Se está dando un fenómeno nuevo en Panamá. La aparición de “memorias” de personas que tuvieron relevancia durante el siglo pasado. Es consecuencia del dramatismo, de los cambios profundos, de los errores humanos y también de la brutalidad con que se realizaron las transformaciones sociales y económicas en el Panamá del siglo XX. De lo que fue la antigua Zona del Canal, enclave que soportamos por más de siete décadas, pasamos a la Autoridad del Canal de Panamá, es decir, un Canal panameño, administrado y operado por Panamá, hoy en proceso de ampliación para un mejor servicio al comercio y la comunidad internacional.

Hoy, se mencionan los éxitos económicos del milagro panameño, la inversión extranjera en Panamá, la facilidad con la cual el país navega en los tormentosos mares de la globalización y la crisis financiera internacional, la creciente prosperidad nacional, y se mira el acceso al Primer Mundo como una meta cercana. Todo induce al optimismo y de ahí a la banalidad de las conversaciones, como si las mentes de los panameños no tuvieran mayores horizontes. Pareciera que es un método para no fomentar las antiguas divisiones, para no recordar los enormes sufrimientos humanos que implicó el proceso de modernización. Por ello la frase tópica de “miremos hacia adelante y demos vuelta a la página del pasado”.

Empero, la amnesia colectiva no es un síntoma de salud social, es, más bien, una prueba de que la enfermedad sigue ahí y que en cualquier momento puede rebrotar. Es necesario entender el pasado, incluso aunque nos duela, para que podamos mantener el equilibrio emocional. Es importante conocer de dónde venimos para saber hacia dónde vamos, si no lo hacemos corremos el riesgo de caminar en círculos y, aunque lo hiciéramos en forma veloz, nos quedaríamos recorriendo los mismos lugares, sin avanzar, sólo desgastándonos.

En este contexto, es evidente que el Dr. Jorge E. Illueca es una de las figuras importantes del siglo XX panameño. Protagonista desde hace décadas del quehacer nacional; es, tal como se conoce, uno de los grandes defensores de la nacionalidad. Y por otra parte, Illueca es un excelente diplomático, para él la antigua diplomacia de encrucijadas, de intrigas, de reservas mentales, de frases ambiguas, cede el paso a las relaciones internacionales francas y abiertas. Illueca entiende la política, la diplomacia y la jurisprudencia como hombre hidalgo, serio y sincero.

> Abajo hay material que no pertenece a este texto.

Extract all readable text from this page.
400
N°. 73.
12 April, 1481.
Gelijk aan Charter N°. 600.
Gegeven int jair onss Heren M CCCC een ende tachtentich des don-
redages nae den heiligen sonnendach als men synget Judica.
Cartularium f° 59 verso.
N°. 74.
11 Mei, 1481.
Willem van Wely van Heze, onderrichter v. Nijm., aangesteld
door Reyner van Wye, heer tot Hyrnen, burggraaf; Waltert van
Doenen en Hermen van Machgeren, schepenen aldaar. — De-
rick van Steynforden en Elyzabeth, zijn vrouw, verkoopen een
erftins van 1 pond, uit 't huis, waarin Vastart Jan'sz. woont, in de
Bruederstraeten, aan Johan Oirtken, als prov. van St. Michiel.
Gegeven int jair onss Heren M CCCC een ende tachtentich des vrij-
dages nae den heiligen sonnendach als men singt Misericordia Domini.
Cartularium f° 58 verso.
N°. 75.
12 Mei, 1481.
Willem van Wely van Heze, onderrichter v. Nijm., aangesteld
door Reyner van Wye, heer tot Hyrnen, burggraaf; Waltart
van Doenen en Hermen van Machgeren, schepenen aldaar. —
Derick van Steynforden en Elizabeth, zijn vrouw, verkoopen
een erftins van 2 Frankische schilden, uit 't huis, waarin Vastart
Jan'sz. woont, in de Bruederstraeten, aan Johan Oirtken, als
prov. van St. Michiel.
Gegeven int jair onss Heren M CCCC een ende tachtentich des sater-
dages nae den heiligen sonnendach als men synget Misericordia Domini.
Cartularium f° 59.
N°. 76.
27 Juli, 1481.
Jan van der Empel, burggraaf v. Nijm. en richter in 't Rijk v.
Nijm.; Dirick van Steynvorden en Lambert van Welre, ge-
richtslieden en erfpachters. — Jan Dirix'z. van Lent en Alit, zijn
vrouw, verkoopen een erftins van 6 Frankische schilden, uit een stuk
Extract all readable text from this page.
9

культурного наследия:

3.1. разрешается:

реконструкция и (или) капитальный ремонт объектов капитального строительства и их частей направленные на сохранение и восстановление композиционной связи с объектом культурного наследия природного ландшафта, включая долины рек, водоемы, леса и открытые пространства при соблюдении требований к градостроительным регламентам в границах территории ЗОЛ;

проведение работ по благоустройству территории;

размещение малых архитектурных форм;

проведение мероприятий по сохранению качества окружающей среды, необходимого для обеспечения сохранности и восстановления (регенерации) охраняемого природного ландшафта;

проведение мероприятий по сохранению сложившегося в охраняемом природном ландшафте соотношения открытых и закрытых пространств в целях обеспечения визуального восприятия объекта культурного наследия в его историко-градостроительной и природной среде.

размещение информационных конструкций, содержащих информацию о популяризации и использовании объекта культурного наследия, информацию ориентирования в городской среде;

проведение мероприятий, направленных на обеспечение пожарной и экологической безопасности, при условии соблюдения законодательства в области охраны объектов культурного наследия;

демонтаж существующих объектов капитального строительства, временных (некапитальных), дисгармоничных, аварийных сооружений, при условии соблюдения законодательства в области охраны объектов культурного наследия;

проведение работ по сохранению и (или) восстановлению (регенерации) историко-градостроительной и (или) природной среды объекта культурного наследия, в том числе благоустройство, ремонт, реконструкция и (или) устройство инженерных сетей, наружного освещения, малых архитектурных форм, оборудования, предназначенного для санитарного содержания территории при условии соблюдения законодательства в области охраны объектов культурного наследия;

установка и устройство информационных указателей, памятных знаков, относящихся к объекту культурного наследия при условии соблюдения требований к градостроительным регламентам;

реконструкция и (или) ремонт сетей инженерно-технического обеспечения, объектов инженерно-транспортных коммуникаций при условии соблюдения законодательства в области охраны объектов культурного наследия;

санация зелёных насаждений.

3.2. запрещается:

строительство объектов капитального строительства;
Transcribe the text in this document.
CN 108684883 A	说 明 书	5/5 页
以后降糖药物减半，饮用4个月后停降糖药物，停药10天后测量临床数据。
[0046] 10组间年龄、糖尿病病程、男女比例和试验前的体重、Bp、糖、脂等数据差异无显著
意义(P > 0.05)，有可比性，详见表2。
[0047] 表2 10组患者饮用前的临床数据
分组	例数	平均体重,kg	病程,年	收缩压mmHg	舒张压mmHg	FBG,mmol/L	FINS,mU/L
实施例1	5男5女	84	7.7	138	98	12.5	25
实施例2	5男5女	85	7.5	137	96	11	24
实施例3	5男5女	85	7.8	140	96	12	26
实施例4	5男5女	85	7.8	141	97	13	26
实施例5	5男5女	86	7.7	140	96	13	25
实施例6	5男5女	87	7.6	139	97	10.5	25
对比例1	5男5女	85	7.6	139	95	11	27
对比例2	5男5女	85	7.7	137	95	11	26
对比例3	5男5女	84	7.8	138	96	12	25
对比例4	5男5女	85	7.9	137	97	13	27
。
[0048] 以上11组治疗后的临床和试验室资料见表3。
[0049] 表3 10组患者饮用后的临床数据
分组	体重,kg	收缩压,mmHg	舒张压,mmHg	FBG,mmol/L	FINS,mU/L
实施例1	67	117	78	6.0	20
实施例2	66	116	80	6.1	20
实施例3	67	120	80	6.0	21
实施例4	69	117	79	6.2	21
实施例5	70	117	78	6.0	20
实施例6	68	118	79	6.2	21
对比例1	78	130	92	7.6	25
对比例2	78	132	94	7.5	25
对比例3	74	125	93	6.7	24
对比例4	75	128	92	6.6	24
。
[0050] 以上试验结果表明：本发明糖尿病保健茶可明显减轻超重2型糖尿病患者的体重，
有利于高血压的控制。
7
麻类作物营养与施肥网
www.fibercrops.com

Sus “memorias” son un conjunto de historias cortas, casi anécdotas, mediante las cuales se relata la evolución de la vida del protagonista y de su familia; conocemos a sus primeros amigos, los lugares donde estudió y, como telón de fondo, los cambios sociales y políticos que se van dando en Panamá. Es una forma novedosa de escribir las “Memorias” de un político, pero en este caso el historiador Celestino Andrés Araúz, biógrafo del Dr. Illueca, las hace amenas y contribuye a explicar las razones según las cuales un ser humano sensible e inteligente va definiendo sus orientaciones ideológicas y políticas.

Esperamos leer pronto los próximos tomos de las “Memorias” del Dr. Jorge E. Illueca, ex presidente de la República, que narrarán cómo deja de ser un adolescente para transformarse en hombre, profesional, legislador elocuente, dirigente político, diplomático excepcional y ferviente nacionalista.